As historic as this transplant is, the ongoing drug regimen used to keep James’ immune system from rejecting the donated eye isn’t any different from the care used to keep other donated organs working. To date, the donated eye hasn’t significantly shrunk or lost pressure, which were potential risks. Not all of the eye’s cells survived the journey, however, which will be a key area of improvement for future transplants, the doctors say. While James might receive small cosmetic revisions to his face in the future, there’s nothing else major planned for him.
His doctors hope that this procedure will only be the first of many for others in a similar situation—and that a complete restoration of sight will indeed someday happen.
“I think it’s promising. This was a big hurdle that needed to be overcome in order to get the medical fields moving again towards this goal of restoring vision.
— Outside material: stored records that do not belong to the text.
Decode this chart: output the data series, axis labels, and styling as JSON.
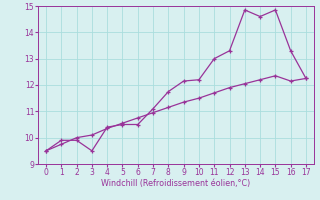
{
  "xlabel": "Windchill (Refroidissement éolien,°C)",
  "x_values": [
    0,
    1,
    2,
    3,
    4,
    5,
    6,
    7,
    8,
    9,
    10,
    11,
    12,
    13,
    14,
    15,
    16,
    17
  ],
  "y_curve": [
    9.5,
    9.9,
    9.9,
    9.5,
    10.4,
    10.5,
    10.5,
    11.1,
    11.75,
    12.15,
    12.2,
    13.0,
    13.3,
    14.85,
    14.6,
    14.85,
    13.3,
    12.25
  ],
  "y_line": [
    9.5,
    9.75,
    10.0,
    10.1,
    10.35,
    10.55,
    10.75,
    10.95,
    11.15,
    11.35,
    11.5,
    11.7,
    11.9,
    12.05,
    12.2,
    12.35,
    12.15,
    12.25
  ],
  "line_color": "#993399",
  "bg_color": "#d8f0f0",
  "grid_color": "#aadddd",
  "ylim": [
    9,
    15
  ],
  "xlim": [
    -0.5,
    17.5
  ],
  "yticks": [
    9,
    10,
    11,
    12,
    13,
    14,
    15
  ],
  "xticks": [
    0,
    1,
    2,
    3,
    4,
    5,
    6,
    7,
    8,
    9,
    10,
    11,
    12,
    13,
    14,
    15,
    16,
    17
  ]
}
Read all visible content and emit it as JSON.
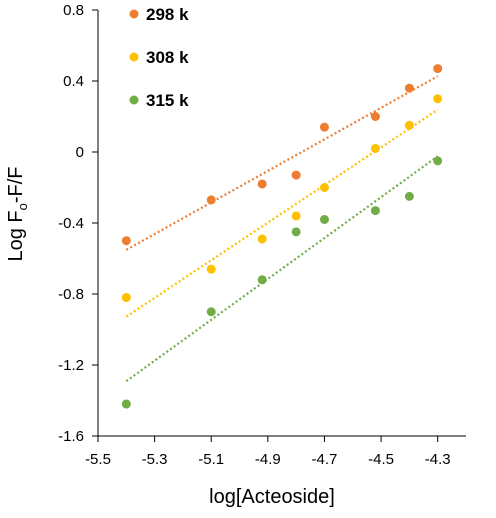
{
  "chart_data": {
    "type": "scatter",
    "title": "",
    "xlabel": "log[Acteoside]",
    "ylabel_main": "Log F",
    "ylabel_sub": "o",
    "ylabel_tail": "-F/F",
    "xlim": [
      -5.5,
      -4.2
    ],
    "ylim": [
      -1.6,
      0.8
    ],
    "xticks": [
      -5.5,
      -5.3,
      -5.1,
      -4.9,
      -4.7,
      -4.5,
      -4.3
    ],
    "yticks": [
      0.8,
      0.4,
      0,
      -0.4,
      -0.8,
      -1.2,
      -1.6
    ],
    "xtick_labels": [
      "-5.5",
      "-5.3",
      "-5.1",
      "-4.9",
      "-4.7",
      "-4.5",
      "-4.3"
    ],
    "ytick_labels": [
      "0.8",
      "0.4",
      "0",
      "-0.4",
      "-0.8",
      "-1.2",
      "-1.6"
    ],
    "legend_position": "top-left",
    "trendline": "linear, dotted",
    "series": [
      {
        "name": "298 k",
        "color": "#ED7D31",
        "x": [
          -5.4,
          -5.1,
          -4.92,
          -4.8,
          -4.7,
          -4.52,
          -4.4,
          -4.3
        ],
        "y": [
          -0.5,
          -0.27,
          -0.18,
          -0.13,
          0.14,
          0.2,
          0.36,
          0.47
        ]
      },
      {
        "name": "308 k",
        "color": "#FFC000",
        "x": [
          -5.4,
          -5.1,
          -4.92,
          -4.8,
          -4.7,
          -4.52,
          -4.4,
          -4.3
        ],
        "y": [
          -0.82,
          -0.66,
          -0.49,
          -0.36,
          -0.2,
          0.02,
          0.15,
          0.3
        ]
      },
      {
        "name": "315 k",
        "color": "#70AD47",
        "x": [
          -5.4,
          -5.1,
          -4.92,
          -4.8,
          -4.7,
          -4.52,
          -4.4,
          -4.3
        ],
        "y": [
          -1.42,
          -0.9,
          -0.72,
          -0.45,
          -0.38,
          -0.33,
          -0.25,
          -0.05
        ]
      }
    ]
  }
}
So I’m hopeful that it will happen in the near future,” Ceradini said. “It will take a multidisciplinary approach, though. In this case, you have ophthalmologists, you have transplant surgeons, you have plastic surgeons, you know, everybody getting together and coming up with a plan and rehearsing the plan well ahead of time. I think that is the key for success.”
As for James, he’s returning to his usual routine, even having recently received a new ID card from the DMV with his current face. “I’m pretty much back to being a normal guy, doing normal things,” said James in a statement released by NYU Langone Health. “All in all, though, this has been the most transformative year of my life. I’ve been given the gift of a second chance, and I don’t take a single moment for granted.”